CARLISLE That honourable day shall ne’er be seen.
Many a time hath banished Norfolk fought
For Jesus Christ in glorious Christian field,
Streaming the ensign of the Christian cross
Against black pagans, Turks and Saracens,
And, toiled with works of war, retired himself
To Italy, and there at Venice gave
His body to that pleasant country’s earth
And his pure soul unto his captain Christ,
Under whose colours he had fought so long. (4.1.92-101)
This is a tricky passage, and its racist language and underlying assumptions about both race and religion might well make it an easy cut in a modern production. That it’s of its time, and indeed, I think, a medievalising moment, doesn’t mean it can’t offend. The point is that Thomas Mowbray, duke of Norfolk, is dead, and therefore he cannot return to England to defend himself against Aumerle, and regain his lands and titles, on that honourable day which Bolingbroke has just envisioned.

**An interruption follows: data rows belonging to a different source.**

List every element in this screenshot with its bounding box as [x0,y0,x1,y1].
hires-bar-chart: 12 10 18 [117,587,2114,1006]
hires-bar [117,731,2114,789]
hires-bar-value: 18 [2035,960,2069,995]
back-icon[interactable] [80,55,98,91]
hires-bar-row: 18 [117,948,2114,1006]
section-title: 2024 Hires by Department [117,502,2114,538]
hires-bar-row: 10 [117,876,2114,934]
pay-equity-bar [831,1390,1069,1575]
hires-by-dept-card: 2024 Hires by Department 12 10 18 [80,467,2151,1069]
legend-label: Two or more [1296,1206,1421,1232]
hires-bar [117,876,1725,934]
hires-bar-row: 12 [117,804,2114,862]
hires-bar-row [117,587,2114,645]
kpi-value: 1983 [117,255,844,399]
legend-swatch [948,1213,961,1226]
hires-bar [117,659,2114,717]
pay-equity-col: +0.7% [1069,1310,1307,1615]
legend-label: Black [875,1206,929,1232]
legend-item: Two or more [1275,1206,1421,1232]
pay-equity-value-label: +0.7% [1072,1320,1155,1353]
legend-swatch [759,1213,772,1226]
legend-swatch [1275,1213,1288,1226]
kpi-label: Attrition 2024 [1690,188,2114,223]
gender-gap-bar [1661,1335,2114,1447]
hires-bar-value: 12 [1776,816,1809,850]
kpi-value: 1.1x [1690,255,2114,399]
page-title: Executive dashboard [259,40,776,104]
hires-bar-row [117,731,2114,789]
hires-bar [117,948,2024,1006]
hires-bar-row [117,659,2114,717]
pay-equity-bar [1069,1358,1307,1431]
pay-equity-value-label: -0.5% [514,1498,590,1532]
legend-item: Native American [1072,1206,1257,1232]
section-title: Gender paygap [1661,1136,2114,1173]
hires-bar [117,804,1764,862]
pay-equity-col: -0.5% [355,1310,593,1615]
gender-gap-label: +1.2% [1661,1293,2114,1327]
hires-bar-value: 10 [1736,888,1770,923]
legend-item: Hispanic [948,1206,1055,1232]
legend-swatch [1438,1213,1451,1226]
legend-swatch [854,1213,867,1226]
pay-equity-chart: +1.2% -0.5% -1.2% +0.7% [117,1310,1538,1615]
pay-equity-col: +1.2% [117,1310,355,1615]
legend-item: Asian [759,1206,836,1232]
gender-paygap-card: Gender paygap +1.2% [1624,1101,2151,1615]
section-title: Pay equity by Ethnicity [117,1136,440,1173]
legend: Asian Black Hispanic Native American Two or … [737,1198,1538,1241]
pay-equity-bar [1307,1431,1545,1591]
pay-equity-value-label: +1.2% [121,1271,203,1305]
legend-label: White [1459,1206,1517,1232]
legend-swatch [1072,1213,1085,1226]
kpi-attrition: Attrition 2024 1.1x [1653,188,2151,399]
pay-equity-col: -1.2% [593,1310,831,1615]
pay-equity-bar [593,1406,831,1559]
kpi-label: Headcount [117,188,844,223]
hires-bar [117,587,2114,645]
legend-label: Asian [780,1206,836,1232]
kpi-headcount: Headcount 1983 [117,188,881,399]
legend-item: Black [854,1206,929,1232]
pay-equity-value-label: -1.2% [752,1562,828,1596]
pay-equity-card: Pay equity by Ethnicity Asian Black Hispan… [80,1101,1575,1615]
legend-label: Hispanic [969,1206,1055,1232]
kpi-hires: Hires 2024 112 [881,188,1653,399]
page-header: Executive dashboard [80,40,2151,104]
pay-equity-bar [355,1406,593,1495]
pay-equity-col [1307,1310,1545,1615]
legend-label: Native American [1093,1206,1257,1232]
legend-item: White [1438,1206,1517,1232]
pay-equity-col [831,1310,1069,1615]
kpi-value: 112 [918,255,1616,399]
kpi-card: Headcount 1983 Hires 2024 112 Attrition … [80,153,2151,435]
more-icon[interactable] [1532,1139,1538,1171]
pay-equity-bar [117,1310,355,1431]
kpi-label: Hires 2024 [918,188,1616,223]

There seems to be a bit of elaboration of the historical sources here: the historical Mowbray was known as a fighter, and he did go at least to Venice, and to Jerusalem, but as a pilgrim; he caught the plague either while on pilgrimage or on his return to Venice, where he died in 1399, aged thirty-three (he may well have been toiled, worn out, with works of war, but he didn’t die in battle or of wounds). And he is buried in Venice, although Carlisle’s euphemism that Mowbray at Venice gave his body to that pleasant country’s earth might jar a little, as earth is not quite what springs to mind when Venice is imagined. However.
What is Carlisle doing here, therefore? He’s partly laying the groundwork for the rest of the scene, and in particular for the long and significant speech which he will make in a few moments’ time. It’s unsurprising that a bishop should speak in Christian terms, but Carlisle’s language is vivid and apocalyptic. Previously in this scene young men have been scrapping amongst themselves about matters of honour, albeit within a larger, and desperately fraught, political context: Carlisle raises the stakes by citing—as he sees it—a far more significant war, of near cosmic significance, the Crusades. No matter how wrongheaded that might seem to a modern sensibility, it invokes a different set of criteria for rightness and honour. Who in this scene so far fights for Jesus Christ in glorious Christian field, streaming the ensign of the Christian cross, with a pure soul? Not a lot of that going on here. The black pagans (and black here is probably both racial and moral), Turks and Saracens are completely othered, a hellish enemy ranged against the forces of God. In his rhetoric, Carlisle is opening a window to another age, which would seem quite alien (albeit perhaps nostalgically attractive) to an audience even in the 1590s, let alone now, a world of crusader knights and pilgrims grimly doing ‘the Lord’s work’, not petulantly throwing gloves around. (Carlisle has, not impossibly, been reading The Faerie Queene…) Who in this company now assembled is doing that work? And whose side is God on? What is the divine will? Those are the questions that Carlisle is here, implicitly, beginning to raise, and he will continue to do so; this language and this frame of reference–Christian, Biblical, apocalyptic–will continue to matter in the play.